Association of Contrast Enhancement After Reperfusion With Outcomes According to Blood Pressure Lowering in Patients With Acute Ischemic Stroke.
Source: Neurology
Publié le
Résumé
BACKGROUND AND OBJECTIVES: Observational studies described associations between higher systolic blood pressure (SBP) values and intracranial hemorrhages (ICHs) and worse outcomes after successful reperfusion by endovascular therapy (EVT). However, the BP-TARGET trial [BP-Target in Acute Ischemic Stroke to Reduce Hemorrhage after EVT] found that an intensive SBP target did not reduce ICH rates after successful EVT. The presence of contrast enhancement (CE) immediately after reperfusion is also associated with higher odds of ICH and worse outcomes. Our research question was to investigate the effect of 2 SBP strategies after reperfusion on ICH rates and functional outcomes according to the presence of CE in the BP-TARGET trial. We hypothesized that patients with CE could benefit from an intensive SBP control.
METHODS: We included BP-TARGET patients in whom a brain flat panel was performed immediately after reperfusion. We described CE as present or absent, ICH consisted of any radiographic ICH 24 hours after EVT, and unfavorable outcome consisted of a modified Rankin Scale score between 3 and 6 at 3 months.
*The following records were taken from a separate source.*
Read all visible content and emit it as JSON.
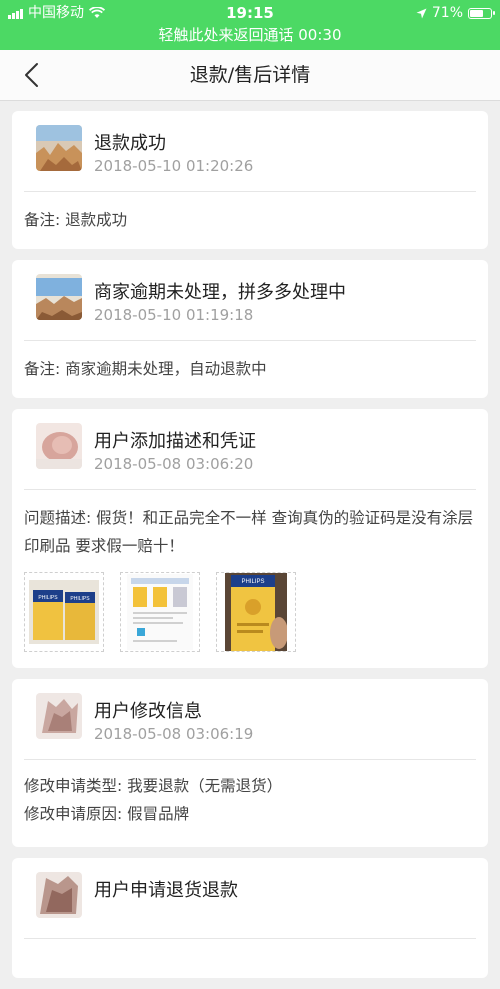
{
  "status_bar": {
    "carrier": "中国移动",
    "time": "19:15",
    "battery": "71%",
    "battery_level": 0.71,
    "call_banner": "轻触此处来返回通话 00:30"
  },
  "nav": {
    "title": "退款/售后详情",
    "back_icon": "chevron-left-icon"
  },
  "entries": [
    {
      "title": "退款成功",
      "time": "2018-05-10 01:20:26",
      "lines": [
        "备注: 退款成功"
      ]
    },
    {
      "title": "商家逾期未处理，拼多多处理中",
      "time": "2018-05-10 01:19:18",
      "lines": [
        "备注: 商家逾期未处理，自动退款中"
      ]
    },
    {
      "title": "用户添加描述和凭证",
      "time": "2018-05-08 03:06:20",
      "lines": [
        "问题描述: 假货！和正品完全不一样 查询真伪的验证码是没有涂层 印刷品 要求假一赔十！"
      ],
      "images": [
        "PHILIPS",
        "",
        "PHILIPS"
      ]
    },
    {
      "title": "用户修改信息",
      "time": "2018-05-08 03:06:19",
      "lines": [
        "修改申请类型: 我要退款（无需退货）",
        "修改申请原因: 假冒品牌"
      ]
    },
    {
      "title": "用户申请退货退款",
      "time": "",
      "lines": []
    }
  ],
  "colors": {
    "status_green": "#4cd964",
    "background": "#efefef",
    "card": "#ffffff",
    "timestamp": "#a0a0a0"
  }
}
RESULTS: Among the 324 patients randomized in BP-TARGET, 164 were included in this analysis, of whom 113 (68.9%) presented CE after reperfusion. The 24-hour mean SBP was significantly lower in the intensive SBP group compared with the standard group (129.7 vs 138.3 mm Hg, p < 0.001). Patients with CE and randomized in the intensive and standard SBP group had increased ICH rates: aOR = 11.26, 95% CI 4.59-27.63, and aOR = 4.08, 95% CI 1.75-9.50, respectively. However, the test of heterogeneity did not reach the significant level (aOR = 2.76, 95% CI 0.80 to 9.48, p = 0.11). Patients with CE and randomized in the intensive SBP group had also higher odds of unfavorable outcomes (aOR = 2.91, 95% CI 1.24-6.82), but this association was not significant in the standard SBP group (aOR = 1.89, 95% CI 0.85-4.23). No significant heterogeneity was found between the 2 groups (aOR, 1.54, 95% CI 0.48 to 4.97, p = 0.47).
DISCUSSION: Altogether, patients with CE and randomized in the intensive SBP group did not have lower rates of ICH or improved outcomes compared with the standard SBP group, as CE was associated with higher odds of ICH in both groups, without significant heterogeneity.
TRIAL REGISTRATION INFORMATION: NCT03160677.
CLASSIFICATION OF EVIDENCE: This study provides Class IV evidence that for adults with contrast-enhancing lesions after successful EVT of an AIS, intensive blood pressure management did not significantly increase the risk of ICH.